For the artist Jeong Min Moon, the white centre crossed by black signs is the symbol of the conflictive system between dark/light, male/female, peace/war, stillness/movement, etc. The attention to some oriental philosophies has become great in the XX century as a social concern as demonstrated by Greenpeace who has commissioned the multimedia artist Sung Hwoa Gong. In the darkness of the sea, white narwhals, a symbol of the threatened arctic animals, dance a life in the round as in The Dance by Henri Matisse. The image is rich in poetry and makes one reflect on the circularity of existence that involves the life of man even in its most unexpected expressions.
The Mandala of artists Ki hyun Kim, Eu rim Kim, Brian Johnson, Clarence Chan, is the result of an alliance among independent artists in the UK and Korea, it is the symbol of unity par excellence, is the harmony from which the universal good derives. The same immigration re-enters the natural transformation project, in social life this phenomenon is coloured in different values and in the individual sphere, the separation is a wound which memories maternal blessing, the search for identity alleviate and maybe even cure! The photographic work of Mi So Park builds a clear path underlined by a clear separation from the scene as indicated by two domestic colours.
The concept of memories and of Korean tradition is the basis for the the work by photographer Tae Hyung Kim and the visual artist Ha Neul Shin. Naming their work after the exhibition, the artists reinterpret the historical event known as The six martyred ministers or Sayuksin, who were executed in 1456 for plotting against king Sejo. The story is about a collection of poems in which the King asked them to repent. In turn, ministers had to reply with other poems. However, they refused and preferred martyrdom. The artists, through this historical example compose an invitation to tolerance. The images proposed are of a reflective or interrogative nature among architectural symbols which hint at possible openings although still closed.

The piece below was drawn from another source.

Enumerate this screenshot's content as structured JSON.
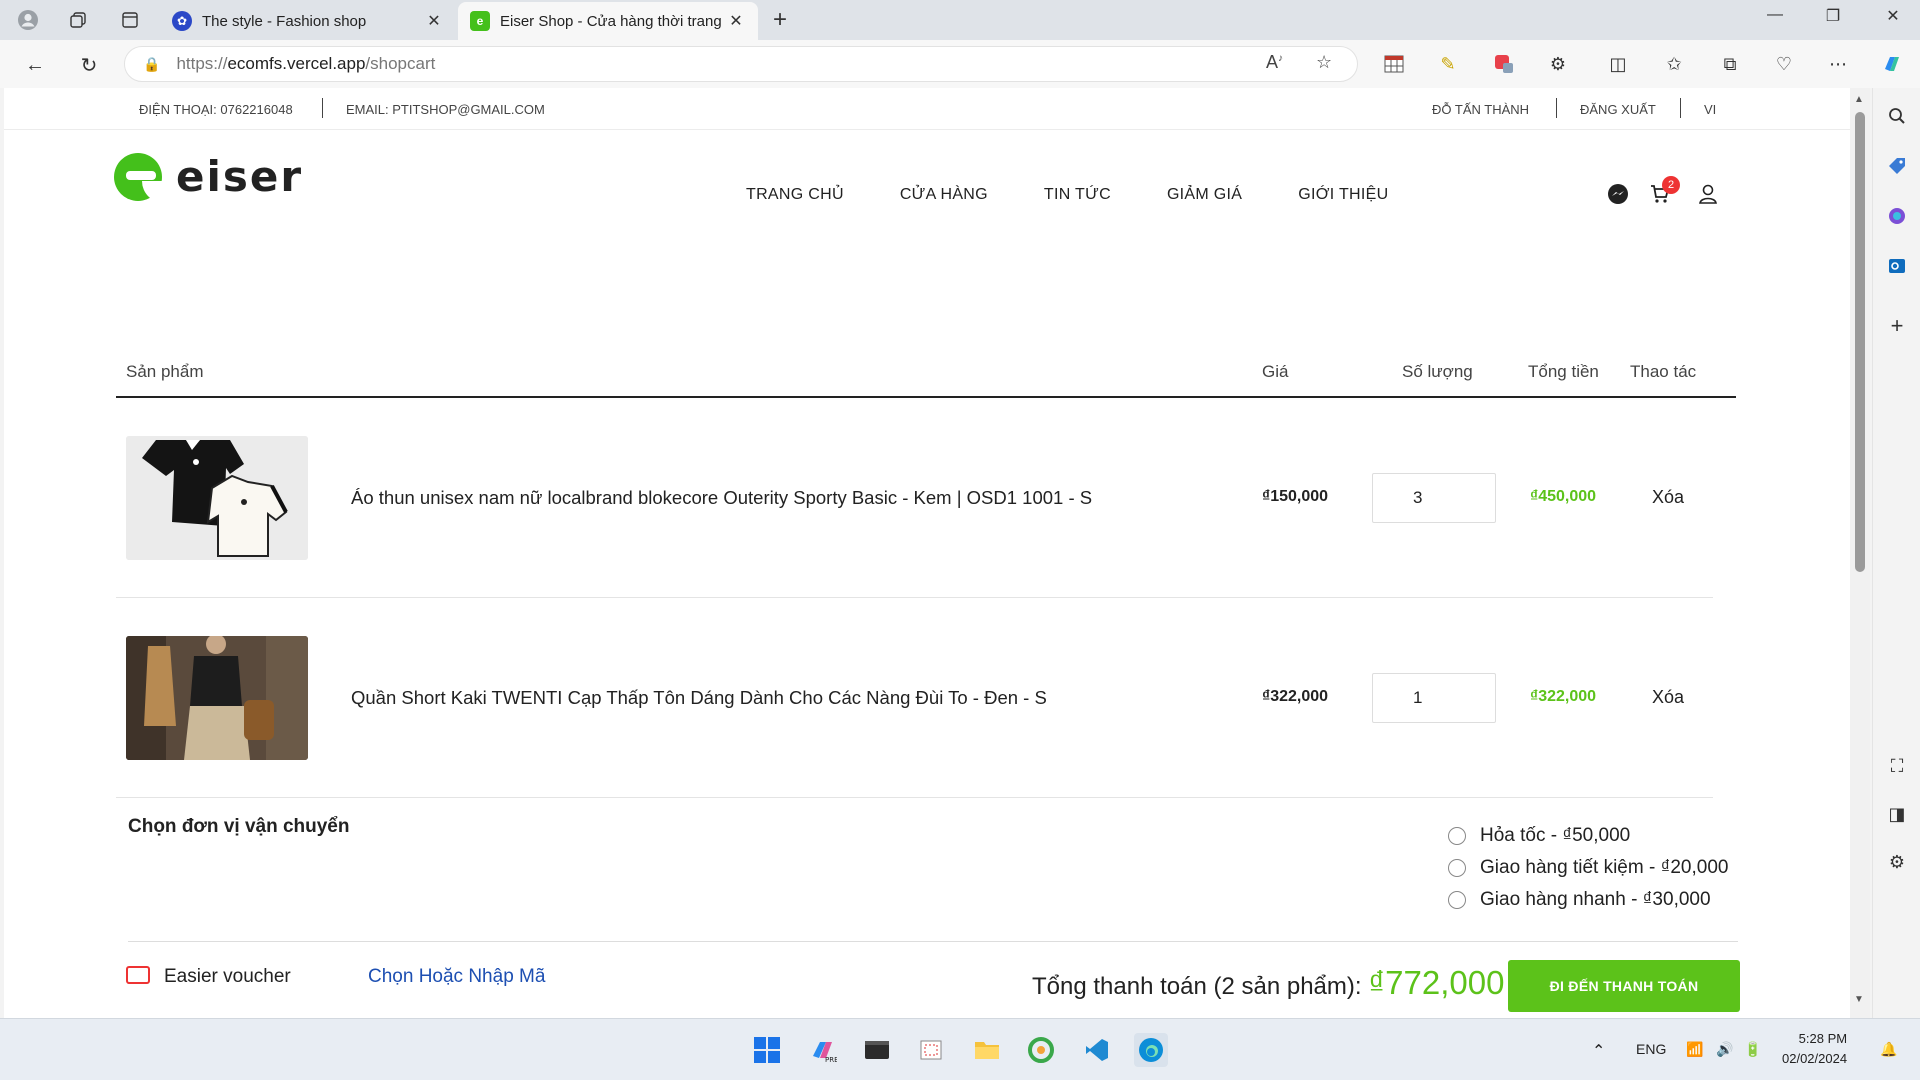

Artists Eun Jung Seo Feleppa and Sook Hee Kwon revisit and interpret in a contemporary language the traditional Minwha painting which decorated Ch’aekkori screens with simple strongly evocative scenes with animals. The painting is completed with a textile art work and the sculptural insertion of a book!
The Collaboration exhibition proposes to the visitor a reality which cannot be directly visualised but which can be felt. A work of art, by definition, attempts to fulfil superior spiritual interests. The exhibition proposes with apparent simplicity forms and shades of the different realities which are the vehicle of deep concepts and notions, just as the ears or the skin allow music to flow to the mind!!